Because, much like deep reading above, reading code requires its own set of skills and tools. Learning to write code gives us the bare minimum to read code, and a lot of best practices and methodologies that are useful in writing code are also useful for reading code, in a limited fashion. More than that we glean from repeated practice: we are forced, as developers, to relearn code reading practices through repeated, frustrated attempts at reading other complex code.

I’ve had the good fortune to work with some really good code readers, and I think I’ve gotten much better in the past couple of years. But this is because they took the time (and had the time) to teach me, and show me ways of thinking about code exploration: it’s like being inducted into a Masonic order where the only transmission of knowledge is from master to apprentice, with internal wikis to guide you, which really limits the scalability of the whole enterprise.

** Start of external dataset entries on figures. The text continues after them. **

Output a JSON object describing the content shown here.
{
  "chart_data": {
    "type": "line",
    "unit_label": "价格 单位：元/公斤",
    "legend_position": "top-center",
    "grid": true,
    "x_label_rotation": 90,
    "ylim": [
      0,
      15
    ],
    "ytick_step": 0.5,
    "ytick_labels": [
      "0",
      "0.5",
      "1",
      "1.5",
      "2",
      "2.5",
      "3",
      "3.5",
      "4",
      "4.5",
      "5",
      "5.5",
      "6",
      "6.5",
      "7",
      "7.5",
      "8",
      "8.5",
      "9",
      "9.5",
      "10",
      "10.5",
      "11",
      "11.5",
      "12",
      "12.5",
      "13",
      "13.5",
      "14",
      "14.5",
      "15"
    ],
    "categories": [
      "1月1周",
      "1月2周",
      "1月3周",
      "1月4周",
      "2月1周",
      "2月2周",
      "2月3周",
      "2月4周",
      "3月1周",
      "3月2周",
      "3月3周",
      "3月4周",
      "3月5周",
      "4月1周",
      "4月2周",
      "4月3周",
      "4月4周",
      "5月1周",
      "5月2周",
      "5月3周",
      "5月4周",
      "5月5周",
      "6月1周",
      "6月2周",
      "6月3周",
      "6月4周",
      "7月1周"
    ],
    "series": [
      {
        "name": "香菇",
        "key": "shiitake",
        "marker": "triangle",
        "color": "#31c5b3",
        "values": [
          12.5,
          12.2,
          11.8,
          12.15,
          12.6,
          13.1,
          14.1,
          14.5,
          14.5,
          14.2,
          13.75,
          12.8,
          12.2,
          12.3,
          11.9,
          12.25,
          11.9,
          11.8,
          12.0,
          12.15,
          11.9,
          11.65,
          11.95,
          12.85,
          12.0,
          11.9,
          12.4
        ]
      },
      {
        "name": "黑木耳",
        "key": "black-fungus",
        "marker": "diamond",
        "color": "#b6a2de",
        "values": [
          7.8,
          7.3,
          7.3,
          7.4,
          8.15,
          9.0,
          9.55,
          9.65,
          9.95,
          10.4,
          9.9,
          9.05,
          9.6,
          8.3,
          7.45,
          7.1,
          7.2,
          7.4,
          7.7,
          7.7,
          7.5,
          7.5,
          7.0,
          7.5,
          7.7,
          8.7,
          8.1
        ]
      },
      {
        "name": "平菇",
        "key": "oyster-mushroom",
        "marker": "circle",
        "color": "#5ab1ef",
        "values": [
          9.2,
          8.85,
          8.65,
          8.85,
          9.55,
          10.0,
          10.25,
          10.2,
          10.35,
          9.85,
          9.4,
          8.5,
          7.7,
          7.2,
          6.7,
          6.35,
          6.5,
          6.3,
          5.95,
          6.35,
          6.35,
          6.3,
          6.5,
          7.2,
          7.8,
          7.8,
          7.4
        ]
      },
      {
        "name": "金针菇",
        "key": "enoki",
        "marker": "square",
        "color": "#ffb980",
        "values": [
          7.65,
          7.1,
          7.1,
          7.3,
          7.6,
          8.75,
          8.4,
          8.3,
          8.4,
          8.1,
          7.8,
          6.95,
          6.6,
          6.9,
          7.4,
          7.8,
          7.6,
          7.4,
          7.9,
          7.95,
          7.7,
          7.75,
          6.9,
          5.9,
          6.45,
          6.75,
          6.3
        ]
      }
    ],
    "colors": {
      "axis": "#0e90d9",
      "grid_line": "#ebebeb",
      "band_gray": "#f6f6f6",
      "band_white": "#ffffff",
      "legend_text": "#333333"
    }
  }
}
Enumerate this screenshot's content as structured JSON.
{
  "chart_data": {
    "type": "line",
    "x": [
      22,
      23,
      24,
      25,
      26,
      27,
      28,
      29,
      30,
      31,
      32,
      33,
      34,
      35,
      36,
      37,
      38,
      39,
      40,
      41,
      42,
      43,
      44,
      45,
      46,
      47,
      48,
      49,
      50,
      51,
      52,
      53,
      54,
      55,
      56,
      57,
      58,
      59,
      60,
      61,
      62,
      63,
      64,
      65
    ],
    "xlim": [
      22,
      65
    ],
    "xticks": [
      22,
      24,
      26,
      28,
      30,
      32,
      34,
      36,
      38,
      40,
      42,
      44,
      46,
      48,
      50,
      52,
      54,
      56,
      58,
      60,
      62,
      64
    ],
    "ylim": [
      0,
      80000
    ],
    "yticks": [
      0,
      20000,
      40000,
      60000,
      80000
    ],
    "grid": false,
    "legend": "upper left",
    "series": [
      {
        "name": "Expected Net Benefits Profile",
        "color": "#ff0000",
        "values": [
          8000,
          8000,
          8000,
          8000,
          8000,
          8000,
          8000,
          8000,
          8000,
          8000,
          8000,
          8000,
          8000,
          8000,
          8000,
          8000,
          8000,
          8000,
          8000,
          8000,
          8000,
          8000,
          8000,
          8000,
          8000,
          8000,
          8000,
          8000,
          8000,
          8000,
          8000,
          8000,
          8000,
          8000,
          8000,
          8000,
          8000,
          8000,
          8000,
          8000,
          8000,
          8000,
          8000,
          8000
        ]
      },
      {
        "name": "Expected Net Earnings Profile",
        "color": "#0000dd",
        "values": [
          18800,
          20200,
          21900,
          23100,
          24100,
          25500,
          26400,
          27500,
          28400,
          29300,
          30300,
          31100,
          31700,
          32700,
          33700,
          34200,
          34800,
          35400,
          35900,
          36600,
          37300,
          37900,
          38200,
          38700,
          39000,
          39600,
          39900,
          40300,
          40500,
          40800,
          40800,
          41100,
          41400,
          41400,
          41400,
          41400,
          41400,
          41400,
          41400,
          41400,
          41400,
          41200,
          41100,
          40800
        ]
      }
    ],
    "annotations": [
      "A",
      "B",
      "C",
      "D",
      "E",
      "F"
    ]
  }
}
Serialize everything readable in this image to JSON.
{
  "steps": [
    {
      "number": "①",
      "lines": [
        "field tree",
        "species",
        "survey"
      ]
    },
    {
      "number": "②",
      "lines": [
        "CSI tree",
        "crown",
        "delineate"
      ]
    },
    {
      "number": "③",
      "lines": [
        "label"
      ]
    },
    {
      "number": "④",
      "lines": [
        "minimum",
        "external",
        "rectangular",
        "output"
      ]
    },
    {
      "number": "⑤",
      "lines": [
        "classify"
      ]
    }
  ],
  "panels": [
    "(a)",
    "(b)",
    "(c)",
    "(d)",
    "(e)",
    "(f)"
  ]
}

Is it any wonder, then, that given the emphasis on writing code and not reading it that developers often choose to re-write existing code rather than read it?

For code readers, we need to start documenting how we do it: best practices, methodologies, ways of looking at and diagramming program flow and source code structure that make it easier and faster for developers, new and old, to break into unfamiliar codebases. We can’t rely on code always being clean, well-written, and documented: Reading code is reading code, not reading the comments around it or the API interface that’s documented for it.

And for developers who struggle with code reading, well… take heart. Keep practicing. It’s exhaustive, frustrating, and painful, but every day you really take the time to read some code is a day you get slightly better at it. Instead of writing a new story about a whale, maybe get familiar with one that already exists.